The first peoples of the Mojave Desert used a rich language of symbolism that could be interpreted by others. Petroglyphs dot rocky landscape throughout the desert and are a remnant of the past. They can be hundreds to thousands of years old.
Some petroglyphs contain images of bighorn sheep, deer, reptiles, birds, insects, plants and trees. Others represent human-like stick and solid body images along with various baskets, masks, shields and hand designs. It is thrilling when you spot petroglyphs, or rarer pictographs made from pigmented minerals to rock surfaces, on basalt boulders.
One such area you will find many petroglyphs is the Black Mountain Rock Art District, northwest of Barstow, California. Inscription Canyon has the highest concentration of petroglyphs in the Black Mountain Rock Art District, many dating to 12,000 years old.
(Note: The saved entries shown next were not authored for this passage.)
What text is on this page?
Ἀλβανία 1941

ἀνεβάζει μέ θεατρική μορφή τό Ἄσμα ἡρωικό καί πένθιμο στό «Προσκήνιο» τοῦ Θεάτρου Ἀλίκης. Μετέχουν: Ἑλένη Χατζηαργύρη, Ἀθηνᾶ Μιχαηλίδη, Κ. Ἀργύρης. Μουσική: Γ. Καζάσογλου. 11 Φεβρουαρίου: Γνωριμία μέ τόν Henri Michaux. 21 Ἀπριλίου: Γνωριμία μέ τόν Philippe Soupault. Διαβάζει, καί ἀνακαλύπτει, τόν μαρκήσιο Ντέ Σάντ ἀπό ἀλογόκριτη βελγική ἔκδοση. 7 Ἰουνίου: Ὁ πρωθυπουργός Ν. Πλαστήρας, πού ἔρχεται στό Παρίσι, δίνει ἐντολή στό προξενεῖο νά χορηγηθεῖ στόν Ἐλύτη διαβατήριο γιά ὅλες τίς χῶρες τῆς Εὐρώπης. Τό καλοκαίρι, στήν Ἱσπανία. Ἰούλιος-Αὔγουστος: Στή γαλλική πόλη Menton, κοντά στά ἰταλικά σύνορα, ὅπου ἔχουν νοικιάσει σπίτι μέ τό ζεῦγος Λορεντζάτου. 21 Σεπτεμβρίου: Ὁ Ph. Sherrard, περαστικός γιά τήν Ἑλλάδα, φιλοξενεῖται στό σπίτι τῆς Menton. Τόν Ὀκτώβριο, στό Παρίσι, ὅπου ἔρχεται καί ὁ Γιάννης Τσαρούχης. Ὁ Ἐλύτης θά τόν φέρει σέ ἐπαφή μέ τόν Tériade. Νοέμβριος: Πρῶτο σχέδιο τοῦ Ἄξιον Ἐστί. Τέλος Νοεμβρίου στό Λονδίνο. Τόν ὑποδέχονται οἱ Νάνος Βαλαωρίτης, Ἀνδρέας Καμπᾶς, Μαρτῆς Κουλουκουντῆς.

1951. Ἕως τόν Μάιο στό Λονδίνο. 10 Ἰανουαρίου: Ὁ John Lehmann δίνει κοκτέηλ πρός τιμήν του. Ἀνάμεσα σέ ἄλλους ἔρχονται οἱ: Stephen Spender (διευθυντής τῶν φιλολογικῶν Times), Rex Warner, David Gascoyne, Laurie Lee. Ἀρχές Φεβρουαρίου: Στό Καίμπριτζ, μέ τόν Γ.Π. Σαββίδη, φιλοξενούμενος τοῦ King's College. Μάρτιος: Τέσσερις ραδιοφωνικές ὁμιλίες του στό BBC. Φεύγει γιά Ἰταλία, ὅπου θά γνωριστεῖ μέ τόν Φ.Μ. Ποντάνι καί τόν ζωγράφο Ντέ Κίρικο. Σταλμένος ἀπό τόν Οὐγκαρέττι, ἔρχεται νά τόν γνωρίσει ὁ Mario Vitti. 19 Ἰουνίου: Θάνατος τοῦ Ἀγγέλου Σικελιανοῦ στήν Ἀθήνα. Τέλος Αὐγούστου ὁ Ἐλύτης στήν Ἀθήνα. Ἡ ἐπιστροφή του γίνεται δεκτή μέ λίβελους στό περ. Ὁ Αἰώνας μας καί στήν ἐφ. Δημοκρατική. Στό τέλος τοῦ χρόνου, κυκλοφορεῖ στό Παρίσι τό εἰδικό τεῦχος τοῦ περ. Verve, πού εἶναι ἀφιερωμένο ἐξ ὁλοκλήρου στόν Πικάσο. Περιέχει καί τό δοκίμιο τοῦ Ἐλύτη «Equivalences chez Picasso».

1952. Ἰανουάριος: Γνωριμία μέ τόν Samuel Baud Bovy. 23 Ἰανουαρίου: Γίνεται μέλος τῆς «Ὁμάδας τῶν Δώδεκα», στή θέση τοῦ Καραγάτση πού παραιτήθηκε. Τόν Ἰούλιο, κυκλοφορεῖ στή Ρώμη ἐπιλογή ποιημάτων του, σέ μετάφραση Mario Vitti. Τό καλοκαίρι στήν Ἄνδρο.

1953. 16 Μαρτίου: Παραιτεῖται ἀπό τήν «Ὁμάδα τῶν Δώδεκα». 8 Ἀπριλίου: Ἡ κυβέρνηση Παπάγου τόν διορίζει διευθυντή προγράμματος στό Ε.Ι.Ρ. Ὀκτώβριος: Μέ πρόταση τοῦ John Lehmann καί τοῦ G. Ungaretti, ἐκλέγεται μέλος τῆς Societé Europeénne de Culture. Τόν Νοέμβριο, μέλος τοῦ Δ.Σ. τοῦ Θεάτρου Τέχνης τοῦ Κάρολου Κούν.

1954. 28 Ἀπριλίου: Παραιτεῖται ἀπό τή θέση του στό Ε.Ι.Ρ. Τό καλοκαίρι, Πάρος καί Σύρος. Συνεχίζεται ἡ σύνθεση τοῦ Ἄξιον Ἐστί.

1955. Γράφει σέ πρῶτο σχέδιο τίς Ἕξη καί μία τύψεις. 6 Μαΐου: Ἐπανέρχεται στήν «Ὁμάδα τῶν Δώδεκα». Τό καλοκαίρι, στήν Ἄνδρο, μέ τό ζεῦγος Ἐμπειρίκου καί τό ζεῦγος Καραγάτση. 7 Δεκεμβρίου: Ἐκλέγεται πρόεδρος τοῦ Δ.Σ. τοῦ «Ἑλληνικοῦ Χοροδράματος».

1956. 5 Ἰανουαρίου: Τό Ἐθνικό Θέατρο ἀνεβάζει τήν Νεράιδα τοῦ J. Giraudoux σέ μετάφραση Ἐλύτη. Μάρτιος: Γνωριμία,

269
Petroglyphs are found here due to the presence of lava rock and minerals suitable for “rock art” activities. Deposits of quartz and other very hard minerals made this a popular area for making stone tools and engraving instruments.
While motorized travel is prohibited in some canyons leading to wilderness areas, hikers can leave the main dirt road to discover mysteries of those who once roamed this ancient land.
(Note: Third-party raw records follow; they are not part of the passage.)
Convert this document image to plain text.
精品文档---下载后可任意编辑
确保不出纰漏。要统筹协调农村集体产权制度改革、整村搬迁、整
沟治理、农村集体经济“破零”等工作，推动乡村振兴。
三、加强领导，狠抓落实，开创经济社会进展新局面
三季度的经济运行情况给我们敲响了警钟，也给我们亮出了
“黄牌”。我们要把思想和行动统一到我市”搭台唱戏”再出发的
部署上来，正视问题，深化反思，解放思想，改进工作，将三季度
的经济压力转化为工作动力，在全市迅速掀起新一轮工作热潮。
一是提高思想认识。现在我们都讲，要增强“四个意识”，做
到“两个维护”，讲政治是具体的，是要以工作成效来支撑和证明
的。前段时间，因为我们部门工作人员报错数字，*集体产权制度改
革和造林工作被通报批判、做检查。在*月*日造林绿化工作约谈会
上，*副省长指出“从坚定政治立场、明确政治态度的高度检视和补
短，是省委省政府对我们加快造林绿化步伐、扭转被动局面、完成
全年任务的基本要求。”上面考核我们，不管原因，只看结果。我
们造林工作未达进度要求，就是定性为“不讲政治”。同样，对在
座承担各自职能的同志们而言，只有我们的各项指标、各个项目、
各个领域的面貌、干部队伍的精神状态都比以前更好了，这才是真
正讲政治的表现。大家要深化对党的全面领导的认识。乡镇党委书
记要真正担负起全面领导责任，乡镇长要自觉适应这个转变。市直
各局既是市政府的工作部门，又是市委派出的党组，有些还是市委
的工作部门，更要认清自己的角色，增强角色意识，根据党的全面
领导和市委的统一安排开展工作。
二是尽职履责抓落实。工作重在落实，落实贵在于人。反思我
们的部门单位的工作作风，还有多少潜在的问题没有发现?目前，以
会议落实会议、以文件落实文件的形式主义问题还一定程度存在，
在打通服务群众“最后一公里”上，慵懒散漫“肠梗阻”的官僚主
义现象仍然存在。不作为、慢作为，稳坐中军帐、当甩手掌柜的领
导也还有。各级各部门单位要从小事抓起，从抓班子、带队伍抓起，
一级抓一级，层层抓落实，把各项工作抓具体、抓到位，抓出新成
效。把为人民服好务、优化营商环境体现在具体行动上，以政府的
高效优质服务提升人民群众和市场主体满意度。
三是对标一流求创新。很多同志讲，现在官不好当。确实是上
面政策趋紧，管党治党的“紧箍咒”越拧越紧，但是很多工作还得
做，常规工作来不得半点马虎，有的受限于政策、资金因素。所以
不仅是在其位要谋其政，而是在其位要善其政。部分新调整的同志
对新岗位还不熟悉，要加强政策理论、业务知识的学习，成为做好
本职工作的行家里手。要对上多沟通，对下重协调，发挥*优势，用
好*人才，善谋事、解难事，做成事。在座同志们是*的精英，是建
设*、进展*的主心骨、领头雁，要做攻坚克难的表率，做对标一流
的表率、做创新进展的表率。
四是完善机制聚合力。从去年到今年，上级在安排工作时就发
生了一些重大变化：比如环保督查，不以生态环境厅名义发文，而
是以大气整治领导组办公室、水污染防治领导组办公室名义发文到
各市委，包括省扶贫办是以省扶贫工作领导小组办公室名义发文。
The Black Mountain Rock Art District has been placed on the National Register of Historic Places and is protected by federal law against vandalism and the removal of artifacts to the fullest extent of the law.
Never touch petroglyphs with your hands. Do not make etchings or add any markings. Leave petroglyphs alone for others to enjoy! Please remember, take only photographs and leave only footprints! Respect Native heritage.
If you plan to backpack and camp overnight in the designated Wilderness Area, contact http://www.blm.gov/ca/st/en/fo/barstow.html for wilderness permits and BLM maps. They can inform you about any possible restrictions, trails closures and advise on the best spots for viewing more native rock art in the Mojave Desert.